Neni juga menceritakan bahwa ancaman tersebut berlanjut ketika ia diminta untuk segera memasang WiFi di rumah dinasnya di Komplek Widya Chandra, Jakarta Selatan.
"Karena Pak Menteri maunya segera, kami meminta mereka untuk menyegerakan. Sampai malam, tapi beliau marah. Dia telepon ketua tim saya, tapi tidak diangkat, akhirnya di WA ‘saya pecat kamu’," kata Neni.
Baca Juga: WAJIB HATI-HATI! Jalan Provinsi di Umasalakan Amblas, Arus Lalu Lintas Dialihkan
Meski mendapat pemecatan secara lisan, Neni merasa bahwa pemecatan tersebut belum sah hingga akhirnya pada Jumat (17/1), ia dipanggil dan diusir oleh Menteri Satryo secara langsung.
"Tiba-tiba hari Jumat itu, karena mungkin masih melihat saya ada di lingkungan, Pak Menteri undang saya ke lantai 8, lalu membentak saya di hadapan anak-anak magang dan staff saya. Semua ini memang sudah di luar logika," ungkap Neni dengan tegas.
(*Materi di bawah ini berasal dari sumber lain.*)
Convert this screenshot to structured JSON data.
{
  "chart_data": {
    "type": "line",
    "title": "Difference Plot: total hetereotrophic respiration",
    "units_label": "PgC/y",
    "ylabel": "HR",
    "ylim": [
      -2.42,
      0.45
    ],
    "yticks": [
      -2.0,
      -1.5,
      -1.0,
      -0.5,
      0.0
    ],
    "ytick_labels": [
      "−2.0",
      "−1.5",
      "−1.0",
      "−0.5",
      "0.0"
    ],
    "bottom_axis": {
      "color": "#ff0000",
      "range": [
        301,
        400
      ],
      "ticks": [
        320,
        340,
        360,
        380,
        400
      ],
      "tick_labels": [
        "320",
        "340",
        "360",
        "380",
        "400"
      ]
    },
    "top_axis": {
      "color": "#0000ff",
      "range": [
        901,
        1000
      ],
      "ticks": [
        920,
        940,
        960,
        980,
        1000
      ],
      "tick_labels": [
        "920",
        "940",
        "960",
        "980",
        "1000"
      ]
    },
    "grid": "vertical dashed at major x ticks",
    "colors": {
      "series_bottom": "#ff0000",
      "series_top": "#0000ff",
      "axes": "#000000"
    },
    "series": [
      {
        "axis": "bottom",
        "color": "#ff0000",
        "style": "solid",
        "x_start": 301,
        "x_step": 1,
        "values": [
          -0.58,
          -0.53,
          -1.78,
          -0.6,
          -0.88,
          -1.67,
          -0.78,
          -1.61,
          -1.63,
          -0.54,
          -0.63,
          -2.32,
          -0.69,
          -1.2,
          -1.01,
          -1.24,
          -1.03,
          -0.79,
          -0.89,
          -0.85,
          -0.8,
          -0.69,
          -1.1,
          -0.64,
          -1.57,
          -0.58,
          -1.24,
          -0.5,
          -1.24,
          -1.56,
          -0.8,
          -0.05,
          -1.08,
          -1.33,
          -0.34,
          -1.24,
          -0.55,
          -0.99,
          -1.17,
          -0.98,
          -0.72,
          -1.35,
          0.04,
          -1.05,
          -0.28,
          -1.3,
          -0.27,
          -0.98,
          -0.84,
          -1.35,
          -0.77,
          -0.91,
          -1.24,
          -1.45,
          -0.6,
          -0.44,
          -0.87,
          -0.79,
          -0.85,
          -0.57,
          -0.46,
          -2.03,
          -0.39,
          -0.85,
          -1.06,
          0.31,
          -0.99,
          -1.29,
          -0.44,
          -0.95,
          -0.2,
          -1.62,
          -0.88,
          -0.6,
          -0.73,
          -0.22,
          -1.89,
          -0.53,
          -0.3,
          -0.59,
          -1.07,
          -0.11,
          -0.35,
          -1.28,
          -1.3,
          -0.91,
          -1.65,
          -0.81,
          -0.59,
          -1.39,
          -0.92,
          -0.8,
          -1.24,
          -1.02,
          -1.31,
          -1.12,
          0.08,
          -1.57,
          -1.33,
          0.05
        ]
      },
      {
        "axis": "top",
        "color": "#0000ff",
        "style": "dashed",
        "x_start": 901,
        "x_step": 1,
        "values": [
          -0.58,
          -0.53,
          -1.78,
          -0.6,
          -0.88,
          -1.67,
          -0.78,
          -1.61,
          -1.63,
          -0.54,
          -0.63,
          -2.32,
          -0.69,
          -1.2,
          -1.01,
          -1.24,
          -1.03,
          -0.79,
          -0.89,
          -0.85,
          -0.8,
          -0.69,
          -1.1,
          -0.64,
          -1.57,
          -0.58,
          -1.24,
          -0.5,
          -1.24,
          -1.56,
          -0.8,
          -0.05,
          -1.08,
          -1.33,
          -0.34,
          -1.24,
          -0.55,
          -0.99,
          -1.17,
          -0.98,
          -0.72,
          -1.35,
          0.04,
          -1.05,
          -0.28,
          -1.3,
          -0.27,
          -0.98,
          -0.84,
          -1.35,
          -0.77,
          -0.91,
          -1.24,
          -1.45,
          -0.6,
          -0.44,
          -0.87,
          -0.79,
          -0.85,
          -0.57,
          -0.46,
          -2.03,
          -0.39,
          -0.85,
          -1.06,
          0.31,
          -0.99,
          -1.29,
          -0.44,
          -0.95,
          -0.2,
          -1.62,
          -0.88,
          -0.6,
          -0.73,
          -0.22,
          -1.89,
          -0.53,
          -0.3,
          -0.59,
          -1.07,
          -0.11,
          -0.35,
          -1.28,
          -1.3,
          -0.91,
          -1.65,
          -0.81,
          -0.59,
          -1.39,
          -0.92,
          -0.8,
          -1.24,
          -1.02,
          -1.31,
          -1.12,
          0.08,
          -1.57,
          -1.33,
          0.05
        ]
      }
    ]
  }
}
Mendengar tudingan tersebut, Menteri Satryo Soemantri Brodjonegoro memberikan klarifikasi terkait aksi demonstrasi yang dilakukan pegawai Kemendikti Saintek di Jakarta.
Satryo membantah perilaku semena-mena terhadap pegawai dan menjelaskan bahwa aksi tersebut berhubungan dengan upaya mutasi besar-besaran yang sedang dilakukan di kementeriannya.
"Demo itu terkait dengan kami sedang melakukan upaya mutasi besar-besaran di kementerian, karena ada perubahan besar di pemerintahan. Kami ingin membenahi sesuai arahan Presiden (Prabowo) untuk efisiensi anggaran," ungkap Satryo usai menghadiri pelantikan Rektor ITB di Bandung.
Satryo juga menambahkan bahwa perbaikan sistem dan pengelolaan anggaran tengah dilakukan untuk memastikan bahwa kegiatan kementerian berjalan dengan baik dan anggaran digunakan dengan tepat sasaran.
"Kami ingin meluruskan dana kegiatan yang dianggap pemborosan, kementerian tidak boleh boros. Mungkin ada yang tidak nyaman dengan hal ini," tandas Satryo.
Isu yang mencuat mengenai perlakuan kasar dan pemecatan tanpa prosedur ini semakin memanas, memicu ketegangan antara pihak kementerian dan pegawai, serta menarik perhatian publik mengenai tata kelola di dalam institusi pemerintah.